My point was that it might be interesting to explore the idea that a multi-entry native toolkit application fulfils the same "write once run 'anywhere'" promise but without the downsides.
You can write your core application logic once and share it, but you need to have the interaction with the actual UI/window manager be per-platform. The reason electron apps are so bad on Mac is not that the core application logic is bad, it's that a whole bunch of basic Mac platform behaviors are broken.
"modern" cross platform UI toolkits are no better than Java. To paraphrase Ford: "you can do any platform you like, as long as it's windows".
[edit: to be very clear, I include "catalyst" in the cross platform toolkits that make noticeably worse apps on Mac. Trying to share a single interface "language" for different platforms just leads to what is at best mediocre UI.]
And why wouldn't a hybrid approach work? I.e. the majority of the code using the cross platform toolkit, and a small amount of code per platform using the native API.
I agree with your statement about modern toolkits being no better than Java, but Java is pretty good. I’d have no problem starting a new project with it today.
All that said, I’d much rather have a well written native application than a well written cross platform application.
Tangentially related, I'd to dabble in Rust at some point but the syntax and memory management leave me trepidatious, and I'm not sure that it'd be the tool I reach for when developing apps with UIs… from a distance it feels better suited for CLI tools, back ends, and the nuts'n'bolts parts under the hood of UI apps. In comparison it makes some tradeoffs but I really enjoy writing UI apps in Swift (albeit in UIKit/AppKit — SwiftUI needs more time in the oven).

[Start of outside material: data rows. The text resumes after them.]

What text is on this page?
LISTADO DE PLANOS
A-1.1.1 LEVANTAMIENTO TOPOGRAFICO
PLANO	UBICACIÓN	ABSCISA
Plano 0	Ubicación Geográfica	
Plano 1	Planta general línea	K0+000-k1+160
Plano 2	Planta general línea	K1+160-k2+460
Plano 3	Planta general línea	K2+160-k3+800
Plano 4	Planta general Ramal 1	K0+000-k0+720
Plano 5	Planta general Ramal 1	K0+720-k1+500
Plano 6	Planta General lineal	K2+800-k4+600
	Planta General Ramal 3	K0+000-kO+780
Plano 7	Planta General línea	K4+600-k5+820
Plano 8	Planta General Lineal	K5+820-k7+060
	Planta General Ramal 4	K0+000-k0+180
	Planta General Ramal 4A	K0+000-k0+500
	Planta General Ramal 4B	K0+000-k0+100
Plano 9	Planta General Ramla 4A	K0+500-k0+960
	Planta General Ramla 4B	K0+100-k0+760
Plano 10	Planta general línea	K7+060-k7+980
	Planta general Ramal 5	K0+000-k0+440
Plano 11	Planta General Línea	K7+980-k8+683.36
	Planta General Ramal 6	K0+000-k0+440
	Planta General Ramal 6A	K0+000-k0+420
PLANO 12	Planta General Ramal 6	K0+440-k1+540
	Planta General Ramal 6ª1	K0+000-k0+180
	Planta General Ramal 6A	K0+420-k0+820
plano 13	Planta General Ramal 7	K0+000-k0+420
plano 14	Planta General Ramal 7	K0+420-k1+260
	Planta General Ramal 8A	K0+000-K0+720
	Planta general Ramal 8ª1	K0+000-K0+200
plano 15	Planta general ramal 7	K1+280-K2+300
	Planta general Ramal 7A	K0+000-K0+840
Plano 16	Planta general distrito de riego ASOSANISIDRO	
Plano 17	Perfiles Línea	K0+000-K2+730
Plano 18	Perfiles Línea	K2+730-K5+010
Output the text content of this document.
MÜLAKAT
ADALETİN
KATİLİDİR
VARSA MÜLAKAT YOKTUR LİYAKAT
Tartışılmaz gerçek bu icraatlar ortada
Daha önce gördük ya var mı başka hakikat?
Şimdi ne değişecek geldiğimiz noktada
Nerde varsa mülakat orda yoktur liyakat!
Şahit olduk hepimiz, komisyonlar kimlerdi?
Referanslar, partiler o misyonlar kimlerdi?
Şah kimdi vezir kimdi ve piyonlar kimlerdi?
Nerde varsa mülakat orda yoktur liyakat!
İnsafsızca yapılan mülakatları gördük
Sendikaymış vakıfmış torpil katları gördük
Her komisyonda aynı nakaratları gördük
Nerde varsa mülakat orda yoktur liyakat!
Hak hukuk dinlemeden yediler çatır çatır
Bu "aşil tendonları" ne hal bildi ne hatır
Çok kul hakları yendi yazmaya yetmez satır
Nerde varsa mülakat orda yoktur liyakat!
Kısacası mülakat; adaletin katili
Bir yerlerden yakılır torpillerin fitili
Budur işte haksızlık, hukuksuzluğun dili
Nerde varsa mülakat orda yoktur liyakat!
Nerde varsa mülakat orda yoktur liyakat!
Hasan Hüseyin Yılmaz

Assuming your trepidation is because memory management is somehow more manual in Rust I would argue that it's actually not. This isn't something I'm saying because I want to convince you to use Rust; I'm actually of the opinion that Rust doesn't give you enough direct control of memory allocation and has iffy support for custom allocators on top.
Rust's memory management is much more like a garbage collected language in practice, hence why I consider it too indirect.
Instruction for building apps in AppKit has always been kind of spotty. When I first started learning it alongside Objective-C in the 2000s, the best a beginner could really do was sift through random blogposts and mimic patterns seen in FOSS Mac apps. The best resources at that point were probably the various books on the topic (such as the Big Nerd Ranch Cocoa books I'd seen recommended frequently) but at that point I was a broke teenager so buying books was off the table.
I would like to at some point build a one stop shop for learning all the most pertinent parts of building a Mac app with AppKit and Swift, but that takes a lot of time… if it happens it'd probably be when I'm inbetween jobs so I can dedicate the resources required to make such a thing good.
AppKit is first because this was extracted from a cross platform GUI library I was building years ago, and it’s just less cumbersome to iterate on.
Five years would shock me. I’d say more like ten. It’s gonna take a huge concerted effort to get rid of objc in macos, and idk if it’s worth it
Oracle ditched it a long time ago [0]
> What is JetBrains using for its sophisticated GUIs? Is it just Swing?
They use custom Swing components [1]
0: https://www.infoworld.com/article/3261066/javafx-will-be-rem...
1: https://plugins.jetbrains.com/docs/intellij/user-interface-c...
This is, incidentally, how the servo bindings to core-foundation work (I prefer those bindings where there is overlap).
Servo bindings: https://github.com/servo/core-foundation-rs
Other crates of interest on this topic: - https://crates.io/crates/objc - https://crates.io/crates/block
Nope, retain on create/etc and release on drop happens automatically.
The downside is that code written against this api will not work on any other platform.
But more than likely it's just a reference to Apple's Cocoa api.
Never seen Portlandia, so no. Just a Cocoa pun!